Saltou. Entrou na casa do negociante. Era o mesmo que o servira.

— Há tempos deixei aqui uma cabeça.

— Não precisa dizer mais. Espero-o ansioso e admirado da sua ausência, desde que ia desmontar a sua cabeça.

— Ah! fez Antenor.

— Tem-se dado bem com a de papelão? — Assim...

— As cabeças de papelão não são más de todo. Fabricações por séries. Vendem-se muito.

— Mas a minha cabeça?

— Vou buscá-la.

Foi ao interior e trouxe um embrulho com respeitoso cuidado.

— Consertou-a?

— Não.

— Então, desarranjo grande?

O homem recuou.

— Senhor, na minha longa vida profissional jamais encontrei um aparelho igual, como perfeição, como acabamento, como precisão. Nenhuma cabeça regulará no mundo melhor do que a sua. É a placa sensível do tempo, das idéias, é o equilíbrio de todas as vibrações. O senhor não tem uma cabeça qualquer. Tem uma cabeça de exposição, uma cabeça de gênio, hors-concours.

Antenor ia entregar a cabeça de papelão. Mas conteve-se.

— Faça o obséquio de embrulhá-la.

— Não a coloca?

— Não.

— V.EX. faz bem. Quem possui uma cabeça assim não a usa todos os dias. Fatalmente dá na vista.

Mas Antenor era prudente, respeitador da harmonia social.

— Diga-me cá. Mesmo parada em casa, sem corda, numa redoma, talvez prejudique.

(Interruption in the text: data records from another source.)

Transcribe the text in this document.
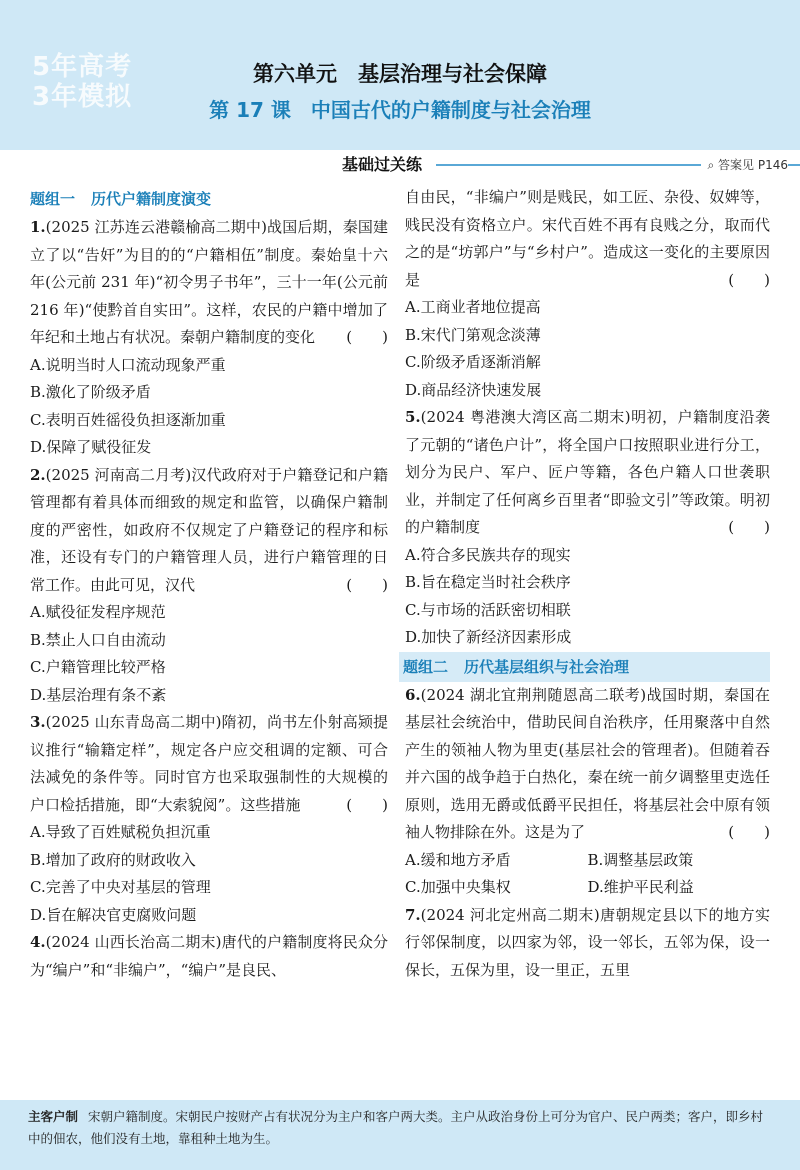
5年高考
3年模拟
第六单元　基层治理与社会保障
第 17 课　中国古代的户籍制度与社会治理
基础过关练	⌕ 答案见 P146
题组一 历代户籍制度演变
1.(2025 江苏连云港赣榆高二期中)战国后期，秦国建立了以“告奸”为目的的“户籍相伍”制度。秦始皇十六年(公元前 231 年)“初令男子书年”，三十一年(公元前 216 年)“使黔首自实田”。这样，农民的户籍中增加了年纪和土地占有状况。秦朝户籍制度的变化 (　　)
A.说明当时人口流动现象严重
B.激化了阶级矛盾
C.表明百姓徭役负担逐渐加重
D.保障了赋役征发
2.(2025 河南高二月考)汉代政府对于户籍登记和户籍管理都有着具体而细致的规定和监管，以确保户籍制度的严密性，如政府不仅规定了户籍登记的程序和标准，还设有专门的户籍管理人员，进行户籍管理的日常工作。由此可见，汉代	(　　)
A.赋役征发程序规范
B.禁止人口自由流动
C.户籍管理比较严格
D.基层治理有条不紊
3.(2025 山东青岛高二期中)隋初，尚书左仆射高颎提议推行“输籍定样”，规定各户应交租调的定额、可合法减免的条件等。同时官方也采取强制性的大规模的户口检括措施，即“大索貌阅”。这些措施	(　　)
A.导致了百姓赋税负担沉重
B.增加了政府的财政收入
C.完善了中央对基层的管理
D.旨在解决官吏腐败问题
4.(2024 山西长治高二期末)唐代的户籍制度将民众分为“编户”和“非编户”，“编户”是良民、
自由民，“非编户”则是贱民，如工匠、杂役、奴婢等，贱民没有资格立户。宋代百姓不再有良贱之分，取而代之的是“坊郭户”与“乡村户”。造成这一变化的主要原因是	(　　)
A.工商业者地位提高
B.宋代门第观念淡薄
C.阶级矛盾逐渐消解
D.商品经济快速发展
5.(2024 粤港澳大湾区高二期末)明初，户籍制度沿袭了元朝的“诸色户计”，将全国户口按照职业进行分工，划分为民户、军户、匠户等籍，各色户籍人口世袭职业，并制定了任何离乡百里者“即验文引”等政策。明初的户籍制度	(　　)
A.符合多民族共存的现实
B.旨在稳定当时社会秩序
C.与市场的活跃密切相联
D.加快了新经济因素形成
题组二 历代基层组织与社会治理
6.(2024 湖北宜荆荆随恩高二联考)战国时期，秦国在基层社会统治中，借助民间自治秩序，任用聚落中自然产生的领袖人物为里吏(基层社会的管理者)。但随着吞并六国的战争趋于白热化，秦在统一前夕调整里吏选任原则，选用无爵或低爵平民担任，将基层社会中原有领袖人物排除在外。这是为了	(　　)
A.缓和地方矛盾	B.调整基层政策
C.加强中央集权	D.维护平民利益
7.(2024 河北定州高二期末)唐朝规定县以下的地方实行邻保制度，以四家为邻，设一邻长，五邻为保，设一保长，五保为里，设一里正，五里
主客户制 宋朝户籍制度。宋朝民户按财产占有状况分为主户和客户两大类。主户从政治身份上可分为官户、民户两类；客户，即乡村中的佃农，他们没有土地，靠租种土地为生。
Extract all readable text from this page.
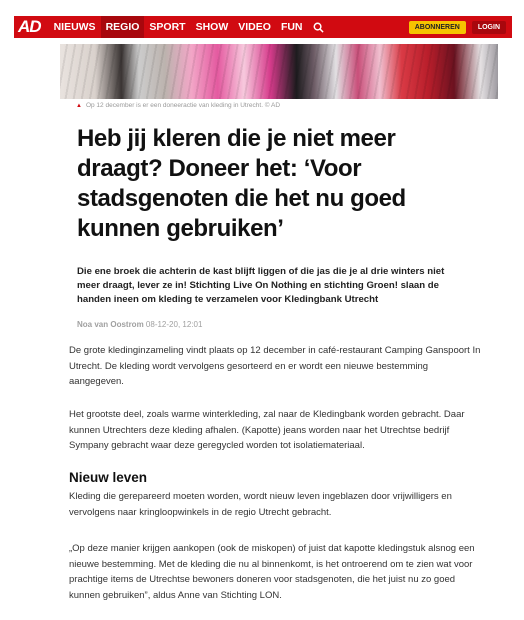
AD	NIEUWS REGIO SPORT SHOW VIDEO FUN	ABONNEREN	LOGIN
▲ Op 12 december is er een doneeractie van kleding in Utrecht. © AD
Heb jij kleren die je niet meer draagt? Doneer het: ‘Voor stadsgenoten die het nu goed kunnen gebruiken’

Die ene broek die achterin de kast blijft liggen of die jas die je al drie winters niet meer draagt, lever ze in! Stichting Live On Nothing en stichting Groen! slaan de handen ineen om kleding te verzamelen voor Kledingbank Utrecht

Noa van Oostrom 08-12-20, 12:01

De grote kledinginzameling vindt plaats op 12 december in café-restaurant Camping Ganspoort In Utrecht. De kleding wordt vervolgens gesorteerd en er wordt een nieuwe bestemming aangegeven.

Het grootste deel, zoals warme winterkleding, zal naar de Kledingbank worden gebracht. Daar kunnen Utrechters deze kleding afhalen. (Kapotte) jeans worden naar het Utrechtse bedrijf Sympany gebracht waar deze geregycled worden tot isolatiemateriaal.

Nieuw leven

Kleding die gerepareerd moeten worden, wordt nieuw leven ingeblazen door vrijwilligers en vervolgens naar kringloopwinkels in de regio Utrecht gebracht.

„Op deze manier krijgen aankopen (ook de miskopen) of juist dat kapotte kledingstuk alsnog een nieuwe bestemming. Met de kleding die nu al binnenkomt, is het ontroerend om te zien wat voor prachtige items de Utrechtse bewoners doneren voor stadsgenoten, die het juist nu zo goed kunnen gebruiken”, aldus Anne van Stichting LON.
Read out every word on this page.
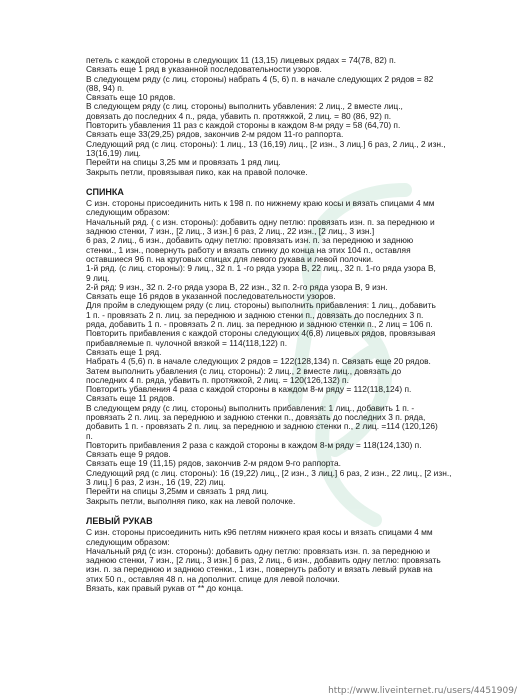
петель с каждой стороны в следующих 11 (13,15) лицевых рядах = 74(78, 82) п.
Связать еще 1 ряд в указанной последовательности узоров.
В следующем ряду (с лиц. стороны) набрать 4 (5, 6) п. в начале следующих 2 рядов = 82
(88, 94) п.
Связать еще 10 рядов.
В следующем ряду (с лиц. стороны) выполнить убавления: 2 лиц., 2 вместе лиц.,
довязать до последних 4 п., ряда, убавить п. протяжкой, 2 лиц. = 80 (86, 92) п.
Повторить убавления 11 раз с каждой стороны в каждом 8-м ряду = 58 (64,70) п.
Связать еще 33(29,25) рядов, закончив 2-м рядом 11-го раппорта.
Следующий ряд (с лиц. стороны): 1 лиц., 13 (16,19) лиц., [2 изн., 3 лиц.] 6 раз, 2 лиц., 2 изн.,
13(16,19) лиц.
Перейти на спицы 3,25 мм и провязать 1 ряд лиц.
Закрыть петли, провязывая пико, как на правой полочке.
СПИНКА
С изн. стороны присоединить нить к 198 п. по нижнему краю косы и вязать спицами 4 мм
следующим образом:
Начальный ряд. ( с изн. стороны): добавить одну петлю: провязать изн. п. за переднюю и
заднюю стенки, 7 изн., [2 лиц., 3 изн.] 6 раз, 2 лиц., 22 изн., [2 лиц., 3 изн.]
6 раз, 2 лиц., 6 изн., добавить одну петлю: провязать изн. п. за переднюю и заднюю
стенки., 1 изн., повернуть работу и вязать спинку до конца на этих 104 п., оставляя
оставшиеся 96 п. на круговых спицах для левого рукава и левой полочки.
1-й ряд. (с лиц. стороны): 9 лиц., 32 п. 1 -го ряда узора B, 22 лиц., 32 п. 1-го ряда узора B,
9 лиц.
2-й ряд: 9 изн., 32 п. 2-го ряда узора B, 22 изн., 32 п. 2-го ряда узора B, 9 изн.
Связать еще 16 рядов в указанной последовательности узоров.
Для пройм в следующем ряду (с лиц. стороны) выполнить прибавления: 1 лиц., добавить
1 п. - провязать 2 п. лиц. за переднюю и заднюю стенки п., довязать до последних 3 п.
ряда, добавить 1 п. - провязать 2 п. лиц. за переднюю и заднюю стенки п., 2 лиц = 106 п.
Повторить прибавления с каждой стороны следующих 4(6,8) лицевых рядов, провязывая
прибавляемые п. чулочной вязкой = 114(118,122) п.
Связать еще 1 ряд.
Набрать 4 (5,6) п. в начале следующих 2 рядов = 122(128,134) п. Связать еще 20 рядов.
Затем выполнить убавления (с лиц. стороны): 2 лиц., 2 вместе лиц., довязать до
последних 4 п. ряда, убавить п. протяжкой, 2 лиц. = 120(126,132) п.
Повторить убавления 4 раза с каждой стороны в каждом 8-м ряду = 112(118,124) п.
Связать еще 11 рядов.
В следующем ряду (с лиц. стороны) выполнить прибавления: 1 лиц., добавить 1 п. -
провязать 2 п. лиц. за переднюю и заднюю стенки п., довязать до последних 3 п. ряда,
добавить 1 п. - провязать 2 п. лиц. за переднюю и заднюю стенки п., 2 лиц. =114 (120,126)
п.
Повторить прибавления 2 раза с каждой стороны в каждом 8-м ряду = 118(124,130) п.
Связать еще 9 рядов.
Связать еще 19 (11,15) рядов, закончив 2-м рядом 9-го раппорта.
Следующий ряд (с лиц. стороны): 16 (19,22) лиц., [2 изн., 3 лиц.] 6 раз, 2 изн., 22 лиц., [2 изн.,
3 лиц.] 6 раз, 2 изн., 16 (19, 22) лиц.
Перейти на спицы 3,25мм и связать 1 ряд лиц.
Закрыть петли, выполняя пико, как на левой полочке.
ЛЕВЫЙ РУКАВ
С изн. стороны присоединить нить к96 петлям нижнего края косы и вязать спицами 4 мм
следующим образом:
Начальный ряд (с изн. стороны): добавить одну петлю: провязать изн. п. за переднюю и
заднюю стенки, 7 изн., [2 лиц., 3 изн.] 6 раз, 2 лиц., 6 изн., добавить одну петлю: провязать
изн. п. за переднюю и заднюю стенки., 1 изн., повернуть работу и вязать левый рукав на
этих 50 п., оставляя 48 п. на дополнит. спице для левой полочки.
Вязать, как правый рукав от ** до конца.
http://www.liveinternet.ru/users/4451909/
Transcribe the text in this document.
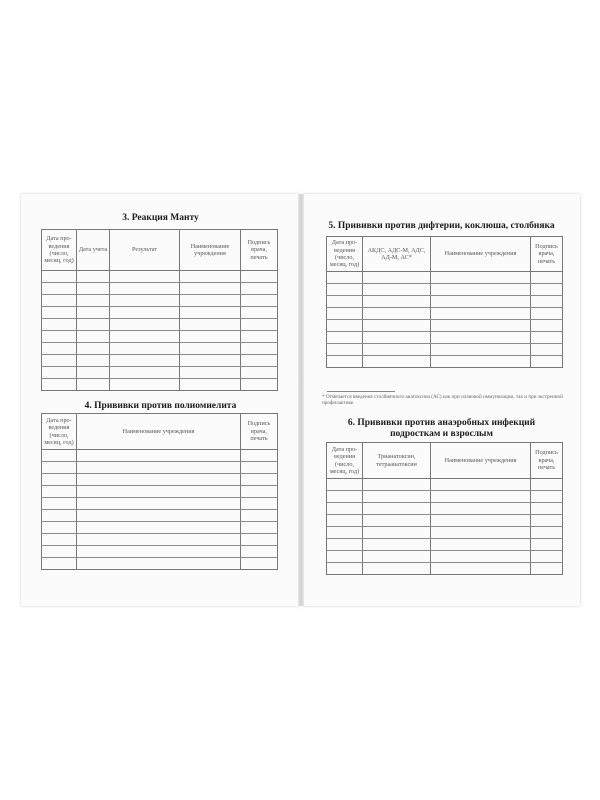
3. Реакция Манту
Дата про-ведения (число, месяц, год)	Дата учета	Результат	Наименование учреждения	Подпись врача, печать

4. Прививки против полиомиелита
Дата про-ведения (число, месяц, год)	Наименование учреждения	Подпись врача, печать

5. Прививки против дифтерии, коклюша, столбняка
Дата про-ведения (число, месяц, год)	АКДС, АДС-М, АДС, АД-М, АС*	Наименование учреждения	Подпись врача, печать

* Отмечается введение столбнячного анатоксина (АС) как при плановой иммунизации, так и при экстренной профилактике.
6. Прививки против анаэробных инфекций
подросткам и взрослым
Дата про-ведения (число, месяц, год)	Трианатоксин, тетраанатоксин	Наименование учреждения	Подпись врача, печать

— Qual! V.EX. terá a primeira cabeça.

Antenor ficou seco.

— Pode ser que V., profissionalmente, tenha razão. Mas, para mim, a verdade é a dos outros, que sempre a julgaram desarranjada e não regulando bem. Cabeças e relógios querem-se conforme o clima e a moral de cada terra. Fique V. com ela. Eu continuo com a de papelão.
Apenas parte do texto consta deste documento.